The naive compactor rewrites every file every compaction — trivially correct but quadratic in cost as tables grow. Reference-based copy recognises that most files in a typical compaction window are unaffected by the incoming delta; only files touched by an update/delete actually need to be rewritten.
Where it matters¶
- Exabyte-scale tables — rewriting the entire table each compaction is prohibitive in CPU, network bandwidth, and object- store egress cost.
- Heavily-skewed update patterns — most CDC log updates only touch a small fraction of files. Rewriting all of them is waste.
- Cost-sensitive workloads — compaction is a recurring cost; the difference between "rewrite all" and "reference unchanged" is a multiplicative factor on the compaction bill that compounds forever.
Mechanism¶
- The compactor's merge step is aware of which input files it has actually modified.

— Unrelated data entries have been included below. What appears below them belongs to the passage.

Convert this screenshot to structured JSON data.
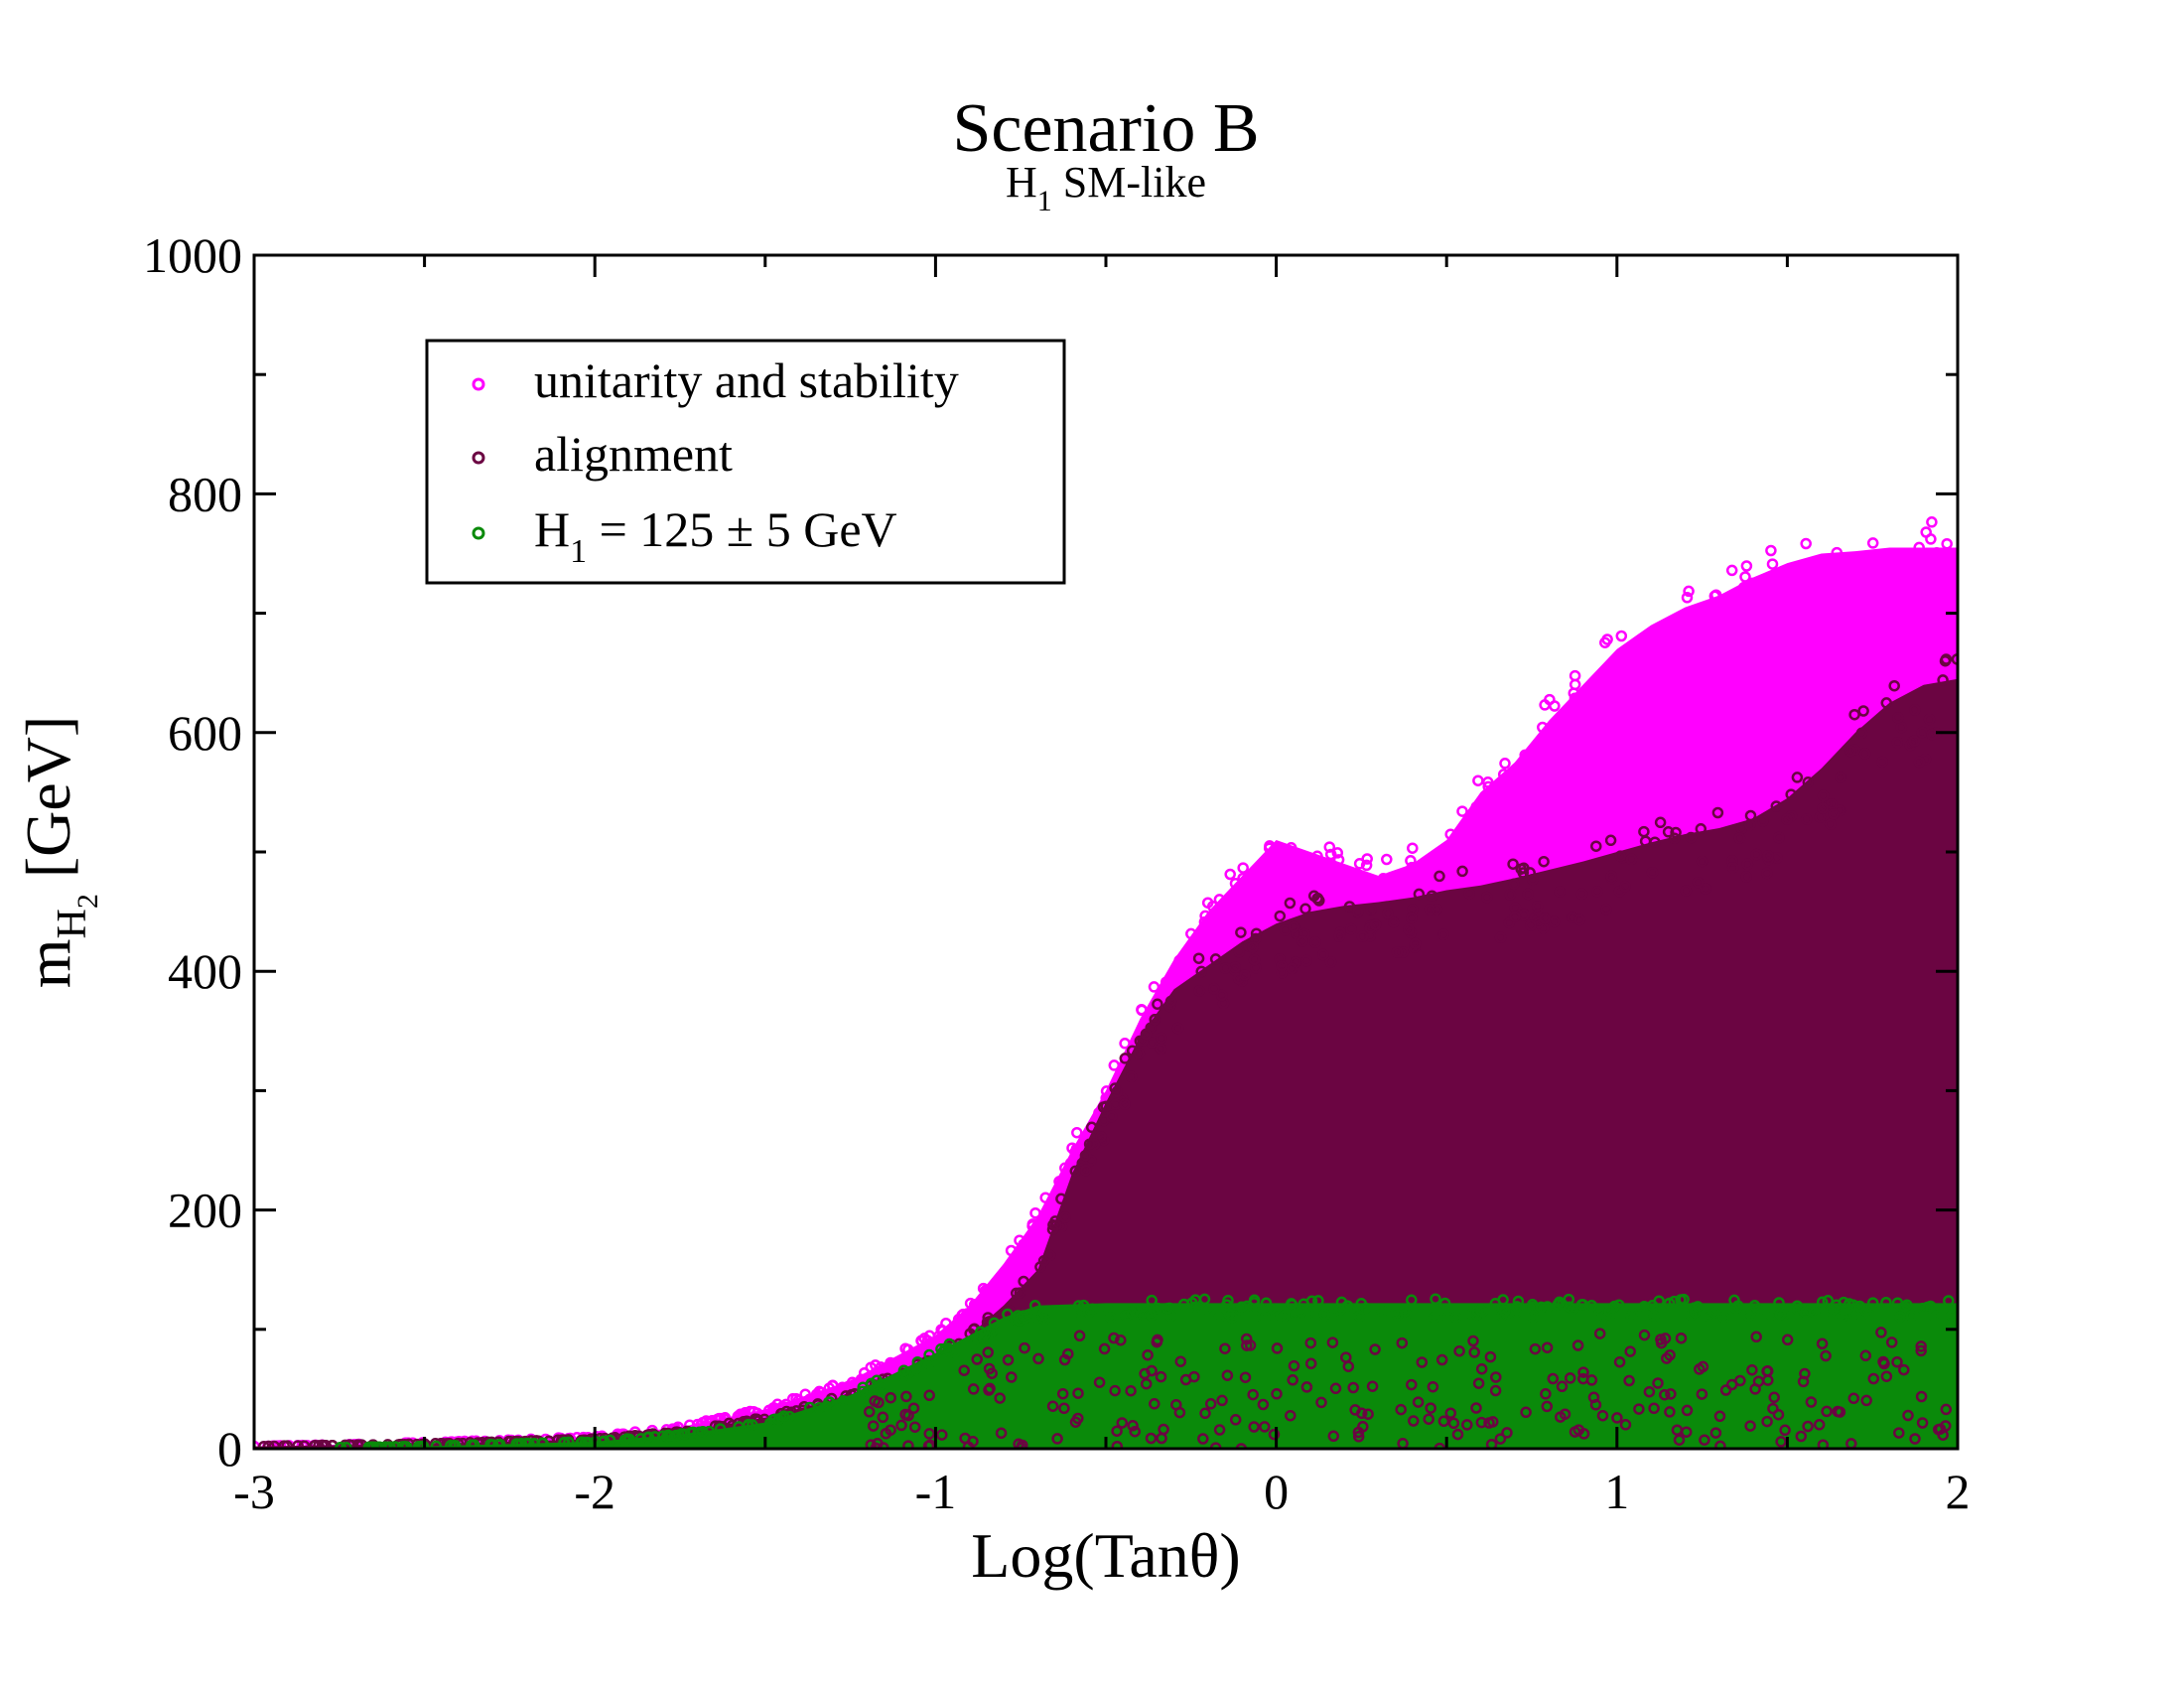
{
  "chart_data": {
    "type": "scatter",
    "title": "Scenario B",
    "subtitle_main": "H",
    "subtitle_sub": "1",
    "subtitle_rest": " SM-like",
    "xlabel": "Log(Tanθ)",
    "ylabel_main": "m",
    "ylabel_sub1": "H",
    "ylabel_sub2": "2",
    "ylabel_rest": " [GeV]",
    "xlim": [
      -3,
      2
    ],
    "ylim": [
      0,
      1000
    ],
    "x_ticks": [
      -3,
      -2,
      -1,
      0,
      1,
      2
    ],
    "y_ticks": [
      0,
      200,
      400,
      600,
      800,
      1000
    ],
    "grid": false,
    "legend_position": "top-left",
    "series": [
      {
        "name": "unitarity and stability",
        "color": "#ff00ff",
        "envelope": {
          "x": [
            -3.0,
            -2.5,
            -2.0,
            -1.75,
            -1.5,
            -1.25,
            -1.0,
            -0.9,
            -0.8,
            -0.7,
            -0.6,
            -0.5,
            -0.4,
            -0.3,
            -0.2,
            -0.1,
            0.0,
            0.1,
            0.2,
            0.3,
            0.4,
            0.5,
            0.6,
            0.7,
            0.8,
            0.9,
            1.0,
            1.1,
            1.2,
            1.3,
            1.4,
            1.5,
            1.6,
            1.7,
            1.8,
            1.9,
            2.0
          ],
          "y_upper": [
            2,
            5,
            10,
            18,
            33,
            57,
            95,
            120,
            155,
            195,
            250,
            300,
            360,
            410,
            450,
            480,
            510,
            500,
            490,
            480,
            490,
            510,
            550,
            575,
            610,
            640,
            670,
            690,
            705,
            715,
            730,
            742,
            750,
            752,
            755,
            755,
            755
          ]
        }
      },
      {
        "name": "alignment",
        "color": "#6b0542",
        "envelope": {
          "x": [
            -3.0,
            -2.5,
            -2.0,
            -1.75,
            -1.5,
            -1.25,
            -1.0,
            -0.9,
            -0.8,
            -0.7,
            -0.6,
            -0.5,
            -0.4,
            -0.3,
            -0.2,
            -0.1,
            0.0,
            0.1,
            0.2,
            0.3,
            0.4,
            0.5,
            0.6,
            0.7,
            0.8,
            0.9,
            1.0,
            1.1,
            1.2,
            1.3,
            1.4,
            1.5,
            1.6,
            1.7,
            1.8,
            1.9,
            2.0
          ],
          "y_upper": [
            2,
            4,
            8,
            14,
            26,
            45,
            75,
            95,
            120,
            150,
            230,
            290,
            345,
            385,
            405,
            425,
            440,
            450,
            455,
            458,
            462,
            468,
            472,
            478,
            485,
            492,
            500,
            508,
            515,
            520,
            528,
            545,
            570,
            600,
            625,
            640,
            645
          ]
        }
      },
      {
        "name": "H1 = 125 ± 5 GeV",
        "legend_main": "H",
        "legend_sub": "1",
        "legend_rest": "  = 125 ± 5 GeV",
        "color": "#0a8a0a",
        "envelope": {
          "x": [
            -3.0,
            -2.5,
            -2.0,
            -1.75,
            -1.5,
            -1.25,
            -1.0,
            -0.9,
            -0.8,
            -0.7,
            -0.5,
            0.0,
            0.5,
            1.0,
            1.5,
            2.0
          ],
          "y_upper": [
            0,
            2,
            6,
            12,
            22,
            45,
            80,
            95,
            110,
            120,
            122,
            122,
            122,
            122,
            122,
            122
          ]
        }
      }
    ]
  }
}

- For each modified file, it writes a new file representing the merged output.
- For each unmodified file, it writes a reference (metadata pointer) in the new snapshot instead of a copy of the bytes.
- The snapshot's file-list now contains a mix of new-blob references and old-blob references.
- Old files get garbage-collected only when they fall outside the snapshot retention window (not when "this compaction didn't touch them").
Canonical instantiation¶
Amazon BDT's Ray compactor contributed to systems/deltacat implements this explicitly. From the Spark → Ray migration post:
"BDT was able to add low-level optimizations like copying untouched Amazon S3 files by reference during a distributed merge on Ray instead of rewriting them." (Source: sources/2024-07-29-aws-amazons-exabyte-scale-migration-from-apache-spark-to-ray-on-ec2)
With code references:
deltacat/compute/compactor_v2/steps/merge.py#L199-L257— the reference-copy step in the DeltaCAT Ray compactor.deltacat/compute/compactor_v2/compaction_session.py#L251— the distributed-merge entrypoint that uses it.
Why specialists win here, generalists lose¶
A Spark compactor treating "compact this table" as a standard dataflow DAG has no first-class mechanism for "don't include this input in the rewritten output, but still preserve it in the new snapshot" — you can approximate it by plan-level filtering, but you lose a lot of fidelity. A hand-crafted Ray compactor (concepts/task-and-actor-model + systems/ray) can express this directly because the compaction algorithm is spelled out task-by-task.
This is the concrete mechanism behind Amazon BDT's "specialist beats generalist" outcome: an 82% cost-efficiency improvement vs Spark on compaction, of which this is one named contributor (alongside zero-copy intranode shuffles, autoscaling, memory-aware scheduling, and locality-aware placement).
Related patterns¶
- concepts/copy-on-write-merge — the workload shape that makes this optimisation possible and necessary.
- patterns/streaming-k-way-merge — the CPU-bound merge primitive that reference-based copying keeps from dominating I/O.
- systems/apache-iceberg, systems/delta-lake, systems/apache-hudi — open table formats whose snapshot model natively supports per-file references, making this pattern first-class rather than bolted on.
Seen in¶
- sources/2024-07-29-aws-amazons-exabyte-scale-migration-from-apache-spark-to-ray-on-ec2 — the systems/deltacat Ray compactor's reference-copy step; named as a key contributor to the 82% cost-efficiency gain vs Spark at exabyte scale on Amazon Retail's BDT catalog.